Evidence indicates that the first dose of all currently approved vaccines appear to be at least 80% effective in protecting against severe outcomes after this first dose.

Bookings for second doses for all others will begin when supply allows after all Albertans 16 and older have been offered a first dose, likely to happen later in June.

When more doses arrive this summer, we will look to start shortening this interval if possible based on available supply.

As cases continue to climb in the province, it’s critical that anyone who is eligible gets vaccinated as soon as possible.

This protects the individuals who are vaccinated and those around them.

It also helps limit community transmission of COVID-19 which will relieve the building pressure on our healthcare system.

I urge anyone who is eligible, who hasn’t yet booked their first dose of COVID-19 vaccine, to book their appointment today.

This can be done through AHS’s online booking tool, by calling 811, or through one of many participating pharmacies provincewide.

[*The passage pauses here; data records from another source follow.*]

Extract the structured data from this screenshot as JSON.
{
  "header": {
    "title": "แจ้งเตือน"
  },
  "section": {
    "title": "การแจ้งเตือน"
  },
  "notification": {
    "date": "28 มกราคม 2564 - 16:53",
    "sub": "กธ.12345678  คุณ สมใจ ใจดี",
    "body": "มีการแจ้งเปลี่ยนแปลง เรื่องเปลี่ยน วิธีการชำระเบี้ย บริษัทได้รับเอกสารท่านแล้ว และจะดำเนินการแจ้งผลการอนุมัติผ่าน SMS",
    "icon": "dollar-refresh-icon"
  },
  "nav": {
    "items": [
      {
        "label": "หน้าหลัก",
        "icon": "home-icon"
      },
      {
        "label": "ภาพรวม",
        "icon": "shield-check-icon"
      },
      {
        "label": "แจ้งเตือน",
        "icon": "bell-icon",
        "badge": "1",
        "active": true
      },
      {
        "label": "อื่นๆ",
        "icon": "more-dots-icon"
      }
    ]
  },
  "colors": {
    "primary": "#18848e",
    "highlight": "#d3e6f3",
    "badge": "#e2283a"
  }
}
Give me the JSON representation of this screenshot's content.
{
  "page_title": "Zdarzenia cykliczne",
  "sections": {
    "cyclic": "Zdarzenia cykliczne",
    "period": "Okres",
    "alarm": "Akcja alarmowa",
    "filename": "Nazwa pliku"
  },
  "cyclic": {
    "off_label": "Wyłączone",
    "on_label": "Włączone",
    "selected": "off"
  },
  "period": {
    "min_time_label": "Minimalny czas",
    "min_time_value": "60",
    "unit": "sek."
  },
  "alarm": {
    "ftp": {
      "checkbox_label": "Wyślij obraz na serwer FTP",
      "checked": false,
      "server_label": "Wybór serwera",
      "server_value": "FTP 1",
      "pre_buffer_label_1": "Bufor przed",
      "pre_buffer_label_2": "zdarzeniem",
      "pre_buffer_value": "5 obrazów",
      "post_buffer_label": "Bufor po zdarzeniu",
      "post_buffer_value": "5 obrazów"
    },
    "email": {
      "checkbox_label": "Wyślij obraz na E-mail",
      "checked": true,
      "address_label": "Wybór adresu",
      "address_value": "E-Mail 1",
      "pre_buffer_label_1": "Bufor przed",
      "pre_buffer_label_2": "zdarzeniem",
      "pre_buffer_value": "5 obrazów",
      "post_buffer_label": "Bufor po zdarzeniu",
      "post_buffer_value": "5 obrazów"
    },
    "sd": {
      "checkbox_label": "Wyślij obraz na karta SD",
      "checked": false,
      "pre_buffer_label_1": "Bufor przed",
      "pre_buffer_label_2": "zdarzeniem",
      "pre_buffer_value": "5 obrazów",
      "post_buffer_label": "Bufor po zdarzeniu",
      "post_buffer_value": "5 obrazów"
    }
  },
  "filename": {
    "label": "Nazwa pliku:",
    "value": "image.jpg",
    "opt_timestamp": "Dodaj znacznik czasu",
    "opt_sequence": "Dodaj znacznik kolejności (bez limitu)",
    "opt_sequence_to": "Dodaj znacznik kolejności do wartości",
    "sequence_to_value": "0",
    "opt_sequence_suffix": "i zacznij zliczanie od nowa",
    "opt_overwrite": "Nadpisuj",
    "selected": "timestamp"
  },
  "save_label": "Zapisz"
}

A number of pharmacies and AHS clinics are also accepting walk-ins for the AstraZeneca vaccine for those 40 years of age and older.

For clarity, anyone included in phase 1, 2A, 2B or the first part of 2C is eligible to get their vaccine now and will continue to be eligible throughout the vaccination program.

After a year of being asked to physically distance, stay home when sick, wash our hands and wear a mask to help fight this virus and get us through this pandemic, we finally have another tool at our disposal to help us, this vaccine.

However, its effectiveness relies on how many of us choose to use it.

Please make the wise choice to get your shot as soon as you are able to do so.

Thank you and I’m happy to take questions.